Tour Guides as Midwives
Another Reflection by Lucy Appert on the Heavenly Rest Pilgrimage to Jerusalem:
“Our tour guides have been like midwives. Their job, their calling, is to preside over the miracle of spiritual renewal and discovery, just as midwives preside over the miracle of birth. Through repeated exposure and perhaps by nature, they are able to be both part of and outside of the miraculous processes unfolding within the individuals in their care. They set up conditions, anticipate reactions and issues, plan ahead, supply materials, and then stand back and let the Spirit take its course.
Their work has taught them that all pilgrims and pilgrimages are at once the same and different. Thus they have itineraries and Plan B’s and Plan C’s that they employ based on the conditions on the ground, always remaining detached enough from their plans and from what they are witnessing to assess and adjust. Their teaching by example on ego is especially significant: They acknowledge that they can facilitate the spiritual process, but insist that the work and the benefit is all on the part of the pilgrim.

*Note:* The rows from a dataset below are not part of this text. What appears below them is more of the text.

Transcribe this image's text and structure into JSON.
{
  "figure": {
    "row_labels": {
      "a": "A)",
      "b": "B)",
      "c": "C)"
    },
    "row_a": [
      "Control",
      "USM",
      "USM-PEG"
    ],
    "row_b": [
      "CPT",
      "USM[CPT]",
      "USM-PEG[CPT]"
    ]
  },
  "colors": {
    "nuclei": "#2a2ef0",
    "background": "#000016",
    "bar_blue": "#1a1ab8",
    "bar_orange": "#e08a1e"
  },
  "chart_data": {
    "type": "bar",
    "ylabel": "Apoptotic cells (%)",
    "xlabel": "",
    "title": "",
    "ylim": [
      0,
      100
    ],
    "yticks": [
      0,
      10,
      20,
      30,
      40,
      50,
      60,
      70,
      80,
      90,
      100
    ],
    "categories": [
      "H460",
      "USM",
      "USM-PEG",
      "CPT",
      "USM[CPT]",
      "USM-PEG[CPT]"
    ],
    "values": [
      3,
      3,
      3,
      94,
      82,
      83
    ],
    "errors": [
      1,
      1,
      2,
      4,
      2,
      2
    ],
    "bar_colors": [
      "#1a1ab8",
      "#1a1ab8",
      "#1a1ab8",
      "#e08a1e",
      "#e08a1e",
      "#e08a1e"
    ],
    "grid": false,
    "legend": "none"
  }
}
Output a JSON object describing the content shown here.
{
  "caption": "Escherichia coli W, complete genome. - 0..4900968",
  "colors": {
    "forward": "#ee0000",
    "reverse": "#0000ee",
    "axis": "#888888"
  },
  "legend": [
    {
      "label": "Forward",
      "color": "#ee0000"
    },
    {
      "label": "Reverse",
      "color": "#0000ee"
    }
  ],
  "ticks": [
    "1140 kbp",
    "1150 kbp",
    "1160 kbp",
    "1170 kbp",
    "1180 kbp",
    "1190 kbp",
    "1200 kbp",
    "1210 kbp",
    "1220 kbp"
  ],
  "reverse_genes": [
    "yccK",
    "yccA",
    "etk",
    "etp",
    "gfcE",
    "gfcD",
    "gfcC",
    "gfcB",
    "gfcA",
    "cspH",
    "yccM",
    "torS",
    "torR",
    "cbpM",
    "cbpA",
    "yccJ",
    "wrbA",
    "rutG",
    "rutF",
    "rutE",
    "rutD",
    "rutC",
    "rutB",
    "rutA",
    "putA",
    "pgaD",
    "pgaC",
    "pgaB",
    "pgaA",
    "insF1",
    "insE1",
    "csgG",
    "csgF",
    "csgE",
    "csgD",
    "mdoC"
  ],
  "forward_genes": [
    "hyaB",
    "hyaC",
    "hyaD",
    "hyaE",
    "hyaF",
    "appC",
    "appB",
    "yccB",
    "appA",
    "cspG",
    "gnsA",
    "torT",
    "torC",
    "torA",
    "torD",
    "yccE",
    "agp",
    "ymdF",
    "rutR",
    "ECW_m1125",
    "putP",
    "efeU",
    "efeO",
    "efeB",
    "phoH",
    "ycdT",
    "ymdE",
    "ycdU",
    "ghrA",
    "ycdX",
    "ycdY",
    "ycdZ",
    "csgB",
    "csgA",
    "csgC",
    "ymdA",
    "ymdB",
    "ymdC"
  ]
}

All of us have been touched by the depth of care our guides have offered us (though the 5:30 am departures and 14-hour days have sometimes felt like tough love). Through their example of care for us, we have started to care for one another differently. What began as neighborly kindness within our community has blossomed into deeper compassion and desire to facilitate one another’s journeys, along with a recognition that those journeys will be different from our own.
When we visited the church at Burqin commemorating the miracle of Christ’s healing of the lepers in the cave, one of the oldest churches in the world, we were reminded that of the ten lepers who were healed, only one, the Samaritan, returned to thank Jesus. All of us want to follow the example of the Samaritan leper and return thanks to our midwife guides for the incredible gift they have helped us to open within our selves.”
This icon from the Church of St. Photina (the Samaritan woman), The Dormition of Mary, is a reversal of the Madonna and Child. Here Christ cradles the soul of Mary at her death, thereby completing the cycle of nurturing love that her faith set in motion.